5. The method for detecting the SQL injection of the improved Bayesian theory according to claim 4, wherein the step of performing the secondary processing on the SQL request data in the database to avoid the overfitting and the excessive complexity comprises the steps of: extracting features by adopting a method comprising character features, bag-of-word model features and semantic features; adopting an embedded feature selection method to select features; and adopting a PCA method to perform characteristic dimension reduction.

6. The method for detecting SQL injection of modified bayesian theory according to claim 3, wherein the step of establishing a modified SQL injection detection model comprises: introducing priori knowledge into a traditional SQL injection detection model based on Bayesian theory; gaussian process regression methods are used to optimize bayesian algorithm performance.

7. The method for detecting the SQL injection of the modified Bayesian theory according to claim 5, wherein the step of training and optimizing the modified SQL injection detection model comprises the steps of: training a model by using the labeling data, and calculating the probability of each parameter; and testing the performance of the model by using the test set, and calculating the test index.

8. The method for detecting SQL injection according to claim 7, wherein the test indicators comprise: classification accuracy, recall, F1 value.

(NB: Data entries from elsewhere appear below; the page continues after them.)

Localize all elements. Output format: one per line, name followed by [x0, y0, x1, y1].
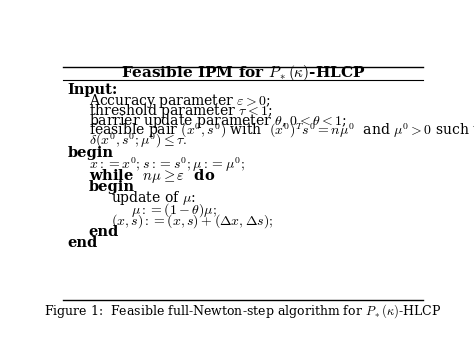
- Text: $\mu := (1 - \theta)\mu;$: $\mu := (1 - \theta)\mu;$: [131, 201, 217, 219]
- Text: Accuracy parameter $\varepsilon > 0$;: Accuracy parameter $\varepsilon > 0$;: [89, 93, 271, 111]
- Text: $(x, s) := (x, s) + (\Delta x, \Delta s);$: $(x, s) := (x, s) + (\Delta x, \Delta s)…: [110, 212, 273, 230]
- Text: Input:: Input:: [67, 83, 118, 97]
- Text: barrier update parameter $\theta$, $0 < \theta < 1$;: barrier update parameter $\theta$, $0 < …: [89, 112, 346, 130]
- Text: feasible pair $(x^0, s^0)$ with  $(x^0)^T s^0 = n\mu^0$  and $\mu^0 > 0$ such th: feasible pair $(x^0, s^0)$ with $(x^0)^T…: [89, 121, 474, 140]
- Text: end: end: [67, 236, 98, 250]
- Text: end: end: [89, 225, 119, 239]
- Text: Feasible IPM for $P_*(\kappa)$-HLCP: Feasible IPM for $P_*(\kappa)$-HLCP: [121, 63, 365, 83]
- Text: while  $n\mu \geq \varepsilon$  do: while $n\mu \geq \varepsilon$ do: [89, 167, 215, 185]
- Text: Figure 1:  Feasible full-Newton-step algorithm for $P_*(\kappa)$-HLCP: Figure 1: Feasible full-Newton-step algo…: [45, 302, 441, 320]
- Text: update of $\mu$:: update of $\mu$:: [110, 189, 195, 207]
- Text: $\delta(x^0, s^0; \mu^0) \leq \tau.$: $\delta(x^0, s^0; \mu^0) \leq \tau.$: [89, 131, 187, 150]
- Text: $x := x^0; s := s^0; \mu := \mu^0;$: $x := x^0; s := s^0; \mu := \mu^0;$: [89, 155, 245, 174]
- Text: begin: begin: [67, 146, 113, 160]
- Text: threshold parameter $\tau < 1$;: threshold parameter $\tau < 1$;: [89, 102, 273, 120]
- Text: begin: begin: [89, 180, 135, 194]
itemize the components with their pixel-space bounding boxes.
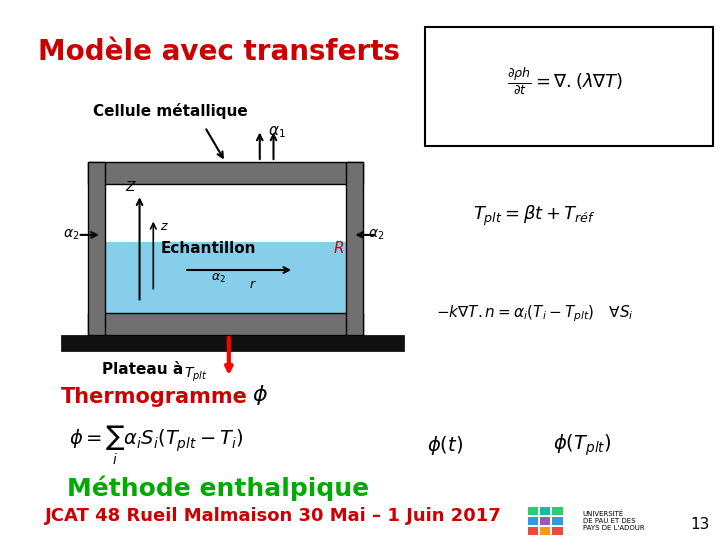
FancyBboxPatch shape — [425, 27, 713, 146]
Text: Méthode enthalpique: Méthode enthalpique — [68, 476, 369, 502]
Text: Echantillon: Echantillon — [161, 241, 256, 256]
Bar — [528, 526, 538, 535]
Text: $\phi = \sum_i \alpha_i S_i \left(T_{plt} - T_i\right)$: $\phi = \sum_i \alpha_i S_i \left(T_{plt… — [69, 424, 244, 467]
Text: Plateau à: Plateau à — [102, 362, 183, 377]
Bar — [552, 507, 563, 515]
Bar — [540, 517, 550, 525]
Text: Thermogramme: Thermogramme — [60, 387, 248, 407]
Bar — [528, 507, 538, 515]
Text: $r$: $r$ — [249, 278, 257, 291]
Bar — [105, 184, 346, 313]
Text: Modèle avec transferts: Modèle avec transferts — [37, 38, 400, 66]
Bar — [88, 162, 105, 335]
Text: JCAT 48 Rueil Malmaison 30 Mai – 1 Juin 2017: JCAT 48 Rueil Malmaison 30 Mai – 1 Juin … — [45, 507, 502, 525]
Bar — [60, 335, 404, 351]
Bar — [88, 162, 363, 184]
Text: $z$: $z$ — [160, 220, 169, 233]
Text: $\phi$: $\phi$ — [252, 383, 268, 407]
Text: $\phi\left(T_{plt}\right)$: $\phi\left(T_{plt}\right)$ — [553, 433, 612, 458]
Text: $T_{plt} = \beta t + T_{réf}$: $T_{plt} = \beta t + T_{réf}$ — [473, 204, 596, 228]
Text: $\alpha_2$: $\alpha_2$ — [369, 228, 384, 242]
Text: $\alpha_1$: $\alpha_1$ — [268, 125, 286, 140]
Text: $\frac{\partial \rho h}{\partial t} = \nabla.\left(\lambda \nabla T\right)$: $\frac{\partial \rho h}{\partial t} = \n… — [508, 65, 624, 97]
Text: $T_{plt}$: $T_{plt}$ — [184, 366, 207, 384]
Text: $\phi(t)$: $\phi(t)$ — [427, 434, 463, 457]
Text: $R$: $R$ — [333, 240, 344, 256]
Text: $\alpha_2$: $\alpha_2$ — [63, 228, 79, 242]
Bar — [552, 526, 563, 535]
Bar — [105, 184, 346, 242]
Bar — [540, 507, 550, 515]
Bar — [540, 526, 550, 535]
Text: 13: 13 — [690, 517, 710, 532]
Bar — [88, 313, 363, 335]
Text: $Z$: $Z$ — [125, 180, 138, 194]
Bar — [552, 517, 563, 525]
Text: $-k\nabla T.n = \alpha_i\left(T_i - T_{plt}\right) \quad \forall S_i$: $-k\nabla T.n = \alpha_i\left(T_i - T_{p… — [436, 303, 634, 323]
Text: $\alpha_2$: $\alpha_2$ — [211, 272, 226, 285]
Text: Cellule métallique: Cellule métallique — [93, 103, 248, 119]
Bar — [528, 517, 538, 525]
Text: UNIVERSITÉ
DE PAU ET DES
PAYS DE L'ADOUR: UNIVERSITÉ DE PAU ET DES PAYS DE L'ADOUR — [582, 510, 644, 531]
Bar — [346, 162, 363, 335]
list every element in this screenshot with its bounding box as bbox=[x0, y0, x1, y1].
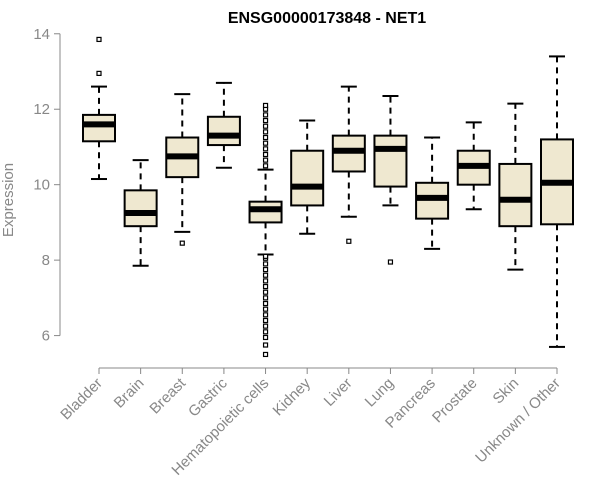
iqr-box bbox=[206, 115, 241, 147]
outlier-point bbox=[262, 163, 269, 169]
y-tick-label: 14 bbox=[33, 26, 50, 43]
box-hematopoietic-cells bbox=[248, 102, 283, 358]
outlier-point bbox=[262, 306, 269, 312]
outlier-point bbox=[179, 240, 185, 246]
outlier-point bbox=[346, 238, 352, 244]
box-kidney bbox=[290, 119, 325, 235]
x-tick-label: Breast bbox=[146, 374, 189, 417]
outlier-point bbox=[96, 36, 102, 43]
x-tick-label: Skin bbox=[490, 375, 523, 408]
outlier-point bbox=[262, 112, 269, 118]
iqr-box bbox=[498, 162, 533, 228]
x-tick-label: Bladder bbox=[57, 375, 106, 424]
chart-title: ENSG00000173848 - NET1 bbox=[228, 10, 426, 27]
outlier-point bbox=[262, 146, 269, 152]
box-unknown-other bbox=[540, 55, 574, 348]
outlier-point bbox=[262, 329, 269, 335]
outlier-point bbox=[262, 266, 269, 273]
outlier-point bbox=[262, 283, 269, 290]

9. The improved bayesian theory of SQL injection detection method according to any one of claims 1 to 8, wherein collecting the data source of the SQL request data comprises: access log of Web server and message data grabbed by network sniffing tool.

10. An electronic device, comprising:

a computer program for executing the SQL injection detection method of the modified bayesian theory according to any one of claims 1 to 9;

a memory for storing a computer program;

a processor for executing a computer program.